Ainsi, en faisant varier itérativement la valeur de première dimension, en faisant varier itérativement de manière optionnelle la valeur de la deuxième dimension et/ou la valeur de la réflectivité du modèle de l’objet, et en mettant en œuvre à nouveau les opérations 140 à 170 à chaque itération, il est possible, avec un algorithme d’optimisation, de minimiser l’erreur de la fonction de coût, laquelle est déterminée à partir de l’au moins une erreur d’intensité déterminée à l’issue de l’opération 170. Minimiser l’erreur de la fonction de coût par une variation itérative de la première dimension, optionnellement des valeurs de la deuxième dimension et de la réflectivité, signifie donc déterminer de nouvelles valeurs minimisant la somme des différences entre les intensités réelles des points spécifiques du groupe de points et leur intensité théorique déterminés à l’issue de l’opération 170. Cela revient à considérer que la section des faisceaux lumineux associée aux points spécifiques du groupe de points présumés appartenir à l’objet et estimée lors de l’opération 150 est plus proche de la section des faisceaux lumineux effectivement réfléchie par la surface de réflexion de l’objet pour l’acquisition de ces points. Or, cette section est déterminée à partir des dimensions de la surface de réflexion de l’objet de sorte que lorsque l’erreur de la fonction de coût diminue, cela signifie que les dimensions de la surface de réflexion sont plus proches des dimensions réelles de la surface de réflexion que lorsqu’elles étaient seulement estimées à partir des coordonnées tridimensionnelles des points du groupe de points présumés appartenir à l’objet. Le procédé 100 permet donc une estimation plus précise de la valeur de la première dimension, éventuellement des valeurs de la deuxième dimension et/ou de la réflectivité de la surface de réflexion, que des valeurs obtenues à partir des coordonnées tridimensionnelles de points.

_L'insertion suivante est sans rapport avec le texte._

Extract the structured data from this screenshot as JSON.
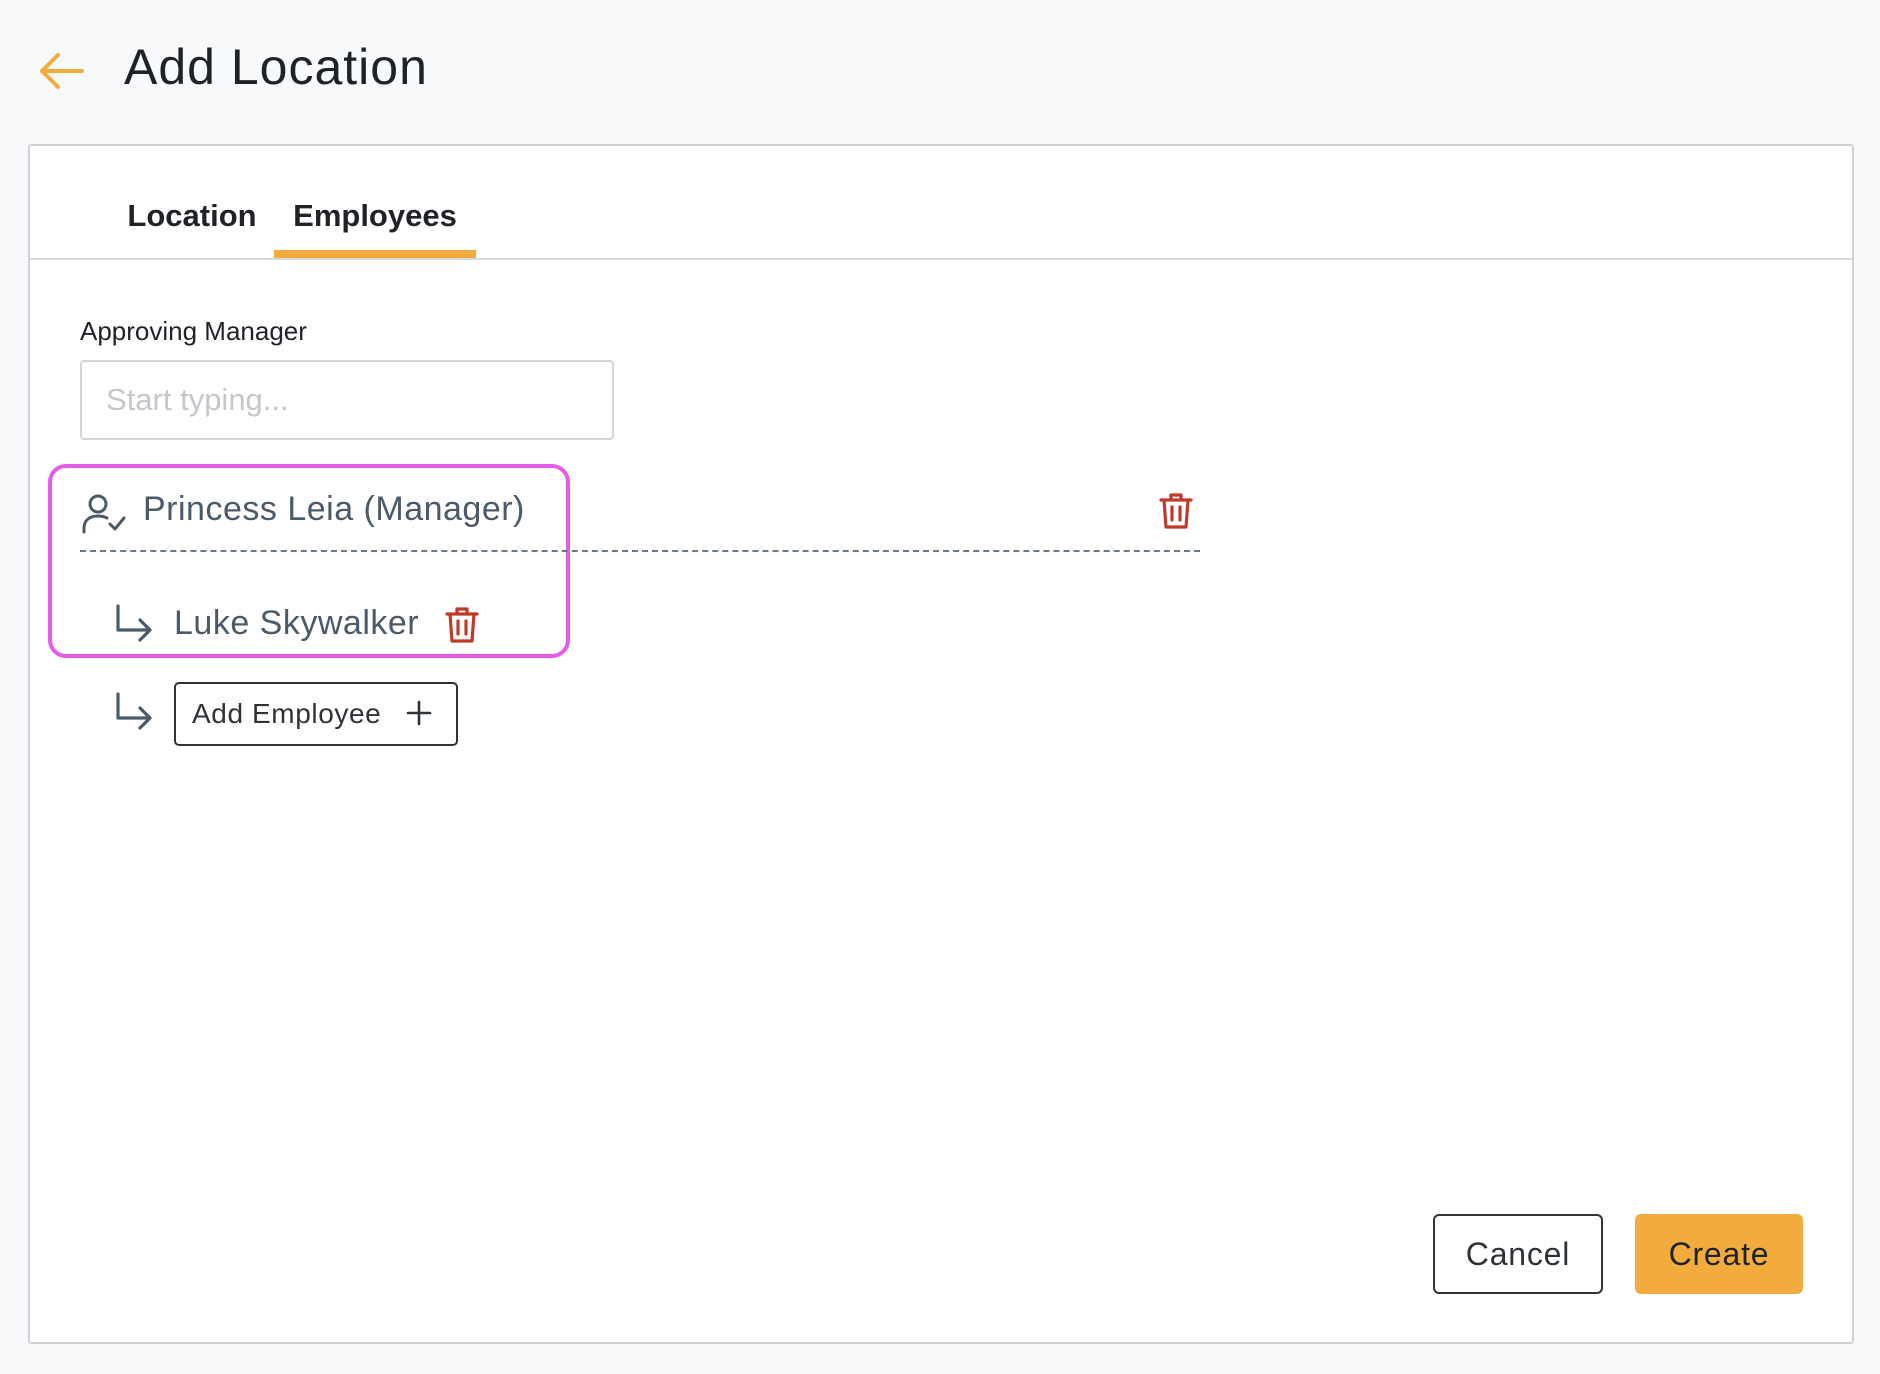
{
  "header": {
    "title": "Add Location",
    "back_icon": "arrow-left-icon"
  },
  "tabs": [
    {
      "label": "Location",
      "active": false
    },
    {
      "label": "Employees",
      "active": true
    }
  ],
  "approving_manager": {
    "label": "Approving Manager",
    "placeholder": "Start typing...",
    "value": ""
  },
  "manager": {
    "name": "Princess Leia (Manager)",
    "icon": "user-check-icon",
    "delete_icon": "trash-icon"
  },
  "employees": [
    {
      "name": "Luke Skywalker",
      "icon": "arrow-turn-down-right-icon",
      "delete_icon": "trash-icon"
    }
  ],
  "add_employee": {
    "label": "Add Employee",
    "icon": "plus-icon"
  },
  "actions": {
    "cancel_label": "Cancel",
    "create_label": "Create"
  },
  "colors": {
    "accent": "#f2ac3e",
    "danger": "#c0392b",
    "highlight": "#e55ce8",
    "muted_text": "#4b5a69"
  }
}
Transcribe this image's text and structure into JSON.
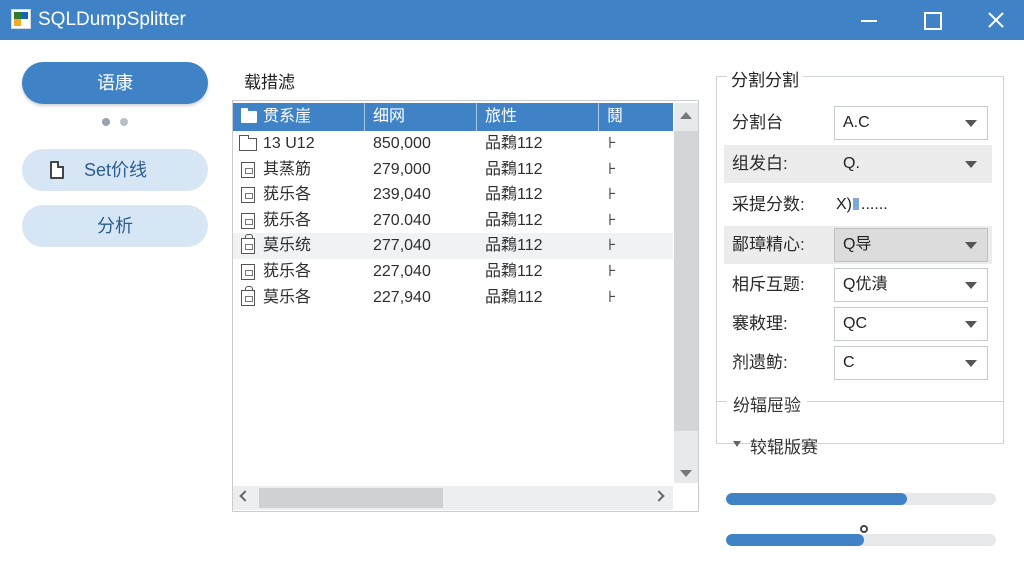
{
  "window": {
    "title": "SQLDumpSplitter",
    "colors": {
      "titlebar": "#3f83c6",
      "accent": "#3f83c6",
      "nav_secondary": "#d6e6f5"
    }
  },
  "sidebar": {
    "primary_label": "语康",
    "items": [
      {
        "label": "Set价线",
        "icon": "document-icon"
      },
      {
        "label": "分析"
      }
    ],
    "pager_dots": 2
  },
  "files": {
    "section_title": "载措滤",
    "columns": [
      "贯系崖",
      "细网",
      "旅性",
      "鬩"
    ],
    "rows": [
      {
        "icon": "folder-icon",
        "name": "13 U12",
        "size": "850,000",
        "type": "品鶔112",
        "extra": "⊦"
      },
      {
        "icon": "file-icon",
        "name": "其蒸筋",
        "size": "279,000",
        "type": "品鶔112",
        "extra": "⊦"
      },
      {
        "icon": "file-icon",
        "name": "莸乐各",
        "size": "239,040",
        "type": "品鶔112",
        "extra": "⊦"
      },
      {
        "icon": "file-icon",
        "name": "莸乐各",
        "size": "270.040",
        "type": "品鶔112",
        "extra": "⊦"
      },
      {
        "icon": "lock-icon",
        "name": "莫乐统",
        "size": "277,040",
        "type": "品鶔112",
        "extra": "⊦"
      },
      {
        "icon": "file-icon",
        "name": "莸乐各",
        "size": "227,040",
        "type": "品鶔112",
        "extra": "⊦"
      },
      {
        "icon": "lock-icon",
        "name": "莫乐各",
        "size": "227,940",
        "type": "品鶔112",
        "extra": "⊦"
      }
    ]
  },
  "settings": {
    "group_title": "分割分割",
    "fields": [
      {
        "label": "分割台",
        "value": "A.C"
      },
      {
        "label": "组发白:",
        "value": "Q."
      },
      {
        "label": "采提分数:",
        "value": "X)",
        "value_suffix": "......"
      },
      {
        "label": "鄙璋精心:",
        "value": "Q导"
      },
      {
        "label": "相斥互题:",
        "value": "Q优潰"
      },
      {
        "label": "褰敕理:",
        "value": "QC"
      },
      {
        "label": "剂遗鲂:",
        "value": "C"
      }
    ],
    "subsection_title": "纷辐屉验",
    "expander_label": "较辊版赛"
  },
  "progress": {
    "bar1_fraction": 0.67,
    "bar2_fraction": 0.51
  }
}
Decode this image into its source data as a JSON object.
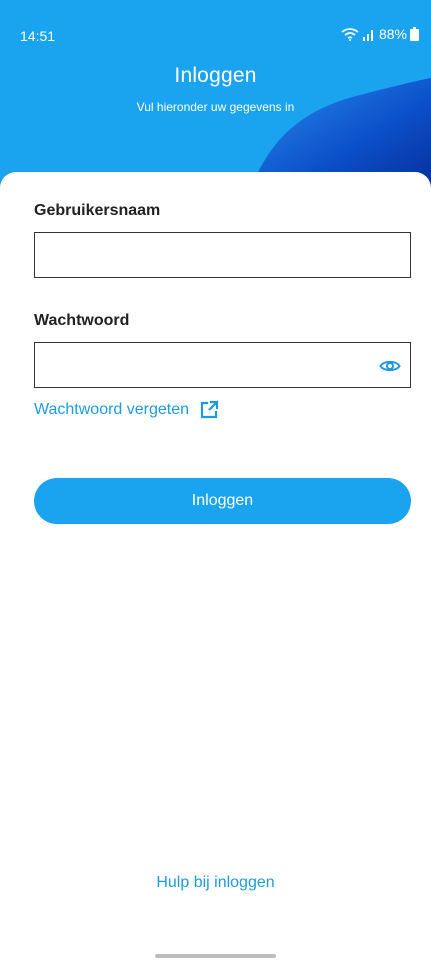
{
  "status_bar": {
    "time": "14:51",
    "battery": "88%",
    "icons": [
      "wifi-icon",
      "signal-icon",
      "battery-icon"
    ]
  },
  "header": {
    "title": "Inloggen",
    "subtitle": "Vul hieronder uw gegevens in"
  },
  "form": {
    "username_label": "Gebruikersnaam",
    "username_value": "",
    "password_label": "Wachtwoord",
    "password_value": "",
    "forgot_password": "Wachtwoord vergeten",
    "submit_label": "Inloggen"
  },
  "footer": {
    "help_link": "Hulp bij inloggen"
  },
  "colors": {
    "primary": "#1AA3EE",
    "link": "#1E9BE0",
    "header_dark": "#0A3FB0"
  }
}
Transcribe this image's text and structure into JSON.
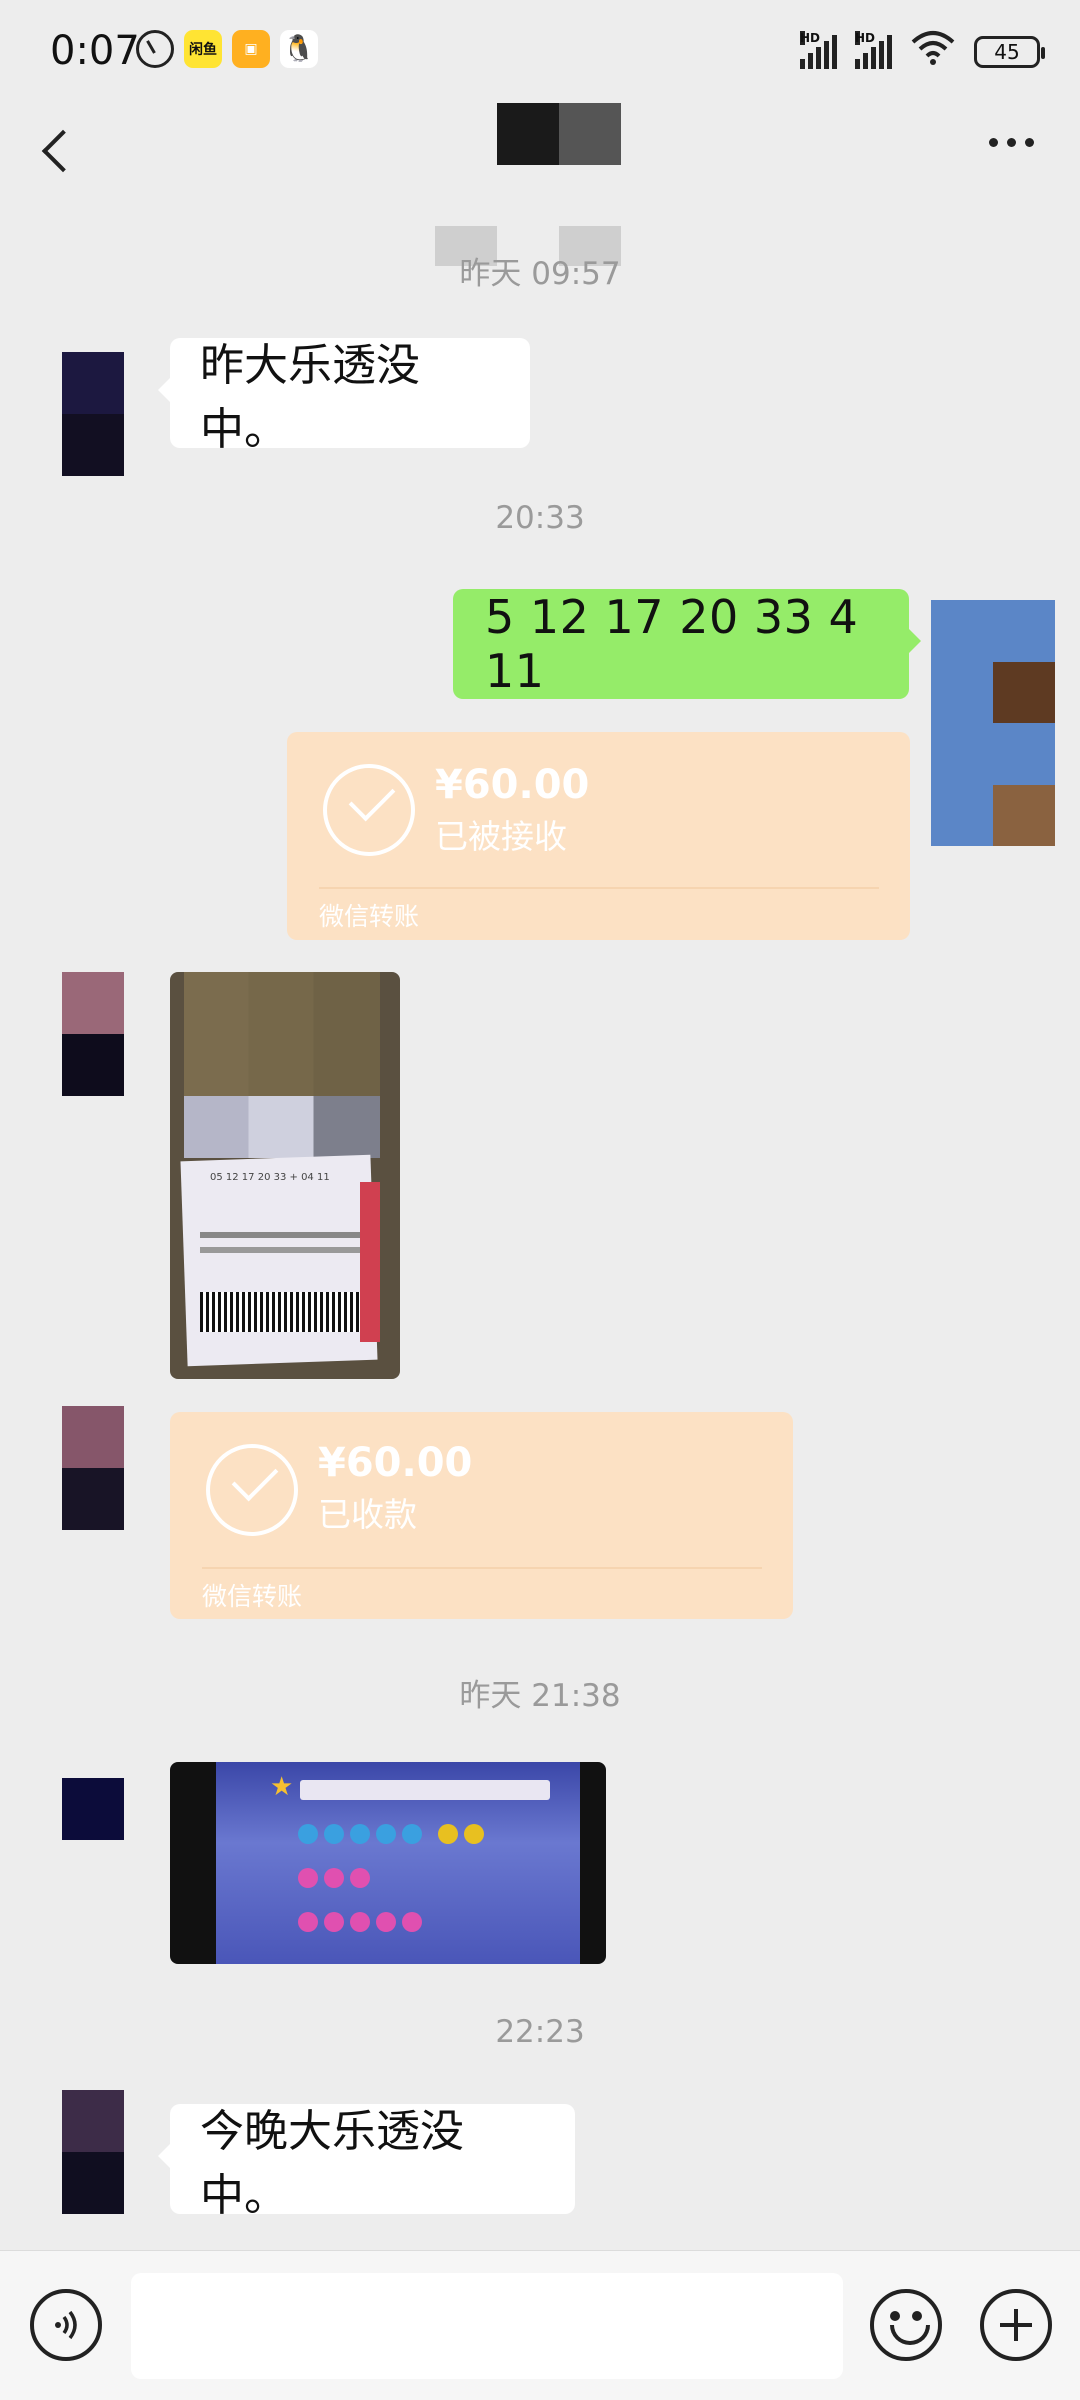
{
  "status_bar": {
    "time": "0:07",
    "app_badge_1": "闲鱼",
    "battery": "45",
    "network": "HD"
  },
  "header": {
    "title": ""
  },
  "messages": {
    "ts1": "昨天 09:57",
    "msg1": "昨大乐透没中。",
    "ts2": "20:33",
    "out_numbers": "5 12 17 20 33   4 11",
    "transfer1": {
      "amount": "¥60.00",
      "status": "已被接收",
      "label": "微信转账"
    },
    "transfer2": {
      "amount": "¥60.00",
      "status": "已收款",
      "label": "微信转账"
    },
    "ts3": "昨天 21:38",
    "ts4": "22:23",
    "msg2": "今晚大乐透没中。"
  },
  "colors": {
    "background": "#ededed",
    "outgoing_bubble": "#95ec69",
    "transfer_bubble": "#fce1c4"
  }
}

Dans les premiers, éventuellement, deuxièmes et/ou troisièmes exemples, la détermination de la variation itérative des valeurs des paramètres du modèle de l’objet à corriger pour minimiser l’erreur de la fonction de coût est effectuée par un algorithme d’optimisation. Dans des exemples, l’algorithme d’optimisation choisi pour déterminer la variation itérative des valeurs des paramètres du modèle de l’objet à corriger peut par exemple correspondre à un algorithme de Levenberg-Marquadt.
Dans des exemples dans lesquels plusieurs paramètres du modèle de l’objet sont corrigés par une minimisation de la fonction de coût, la fonction de coût exprime l’erreur à minimiser en fonction des valeurs des paramètres du modèle de l’objet à corriger et la minimisation de la fonction de coût comprend un calcul de la matrice jacobienne de l’erreur à minimiser en fonction des paramètres du modèle de l’objet exprimés dans la fonction de coût. Le calcul de la matrice jacobienne de l’erreur de la fonction de coût en fonction des paramètres du modèle de l’objet à corriger permet d’optimiser la convergence de l’algorithme d’optimisation vers une minimisation de l’erreur en déterminant l’impact relatif des variations de chaque paramètre du modèle de l’objet sur la minimisation de l’erreur de la fonction de coût.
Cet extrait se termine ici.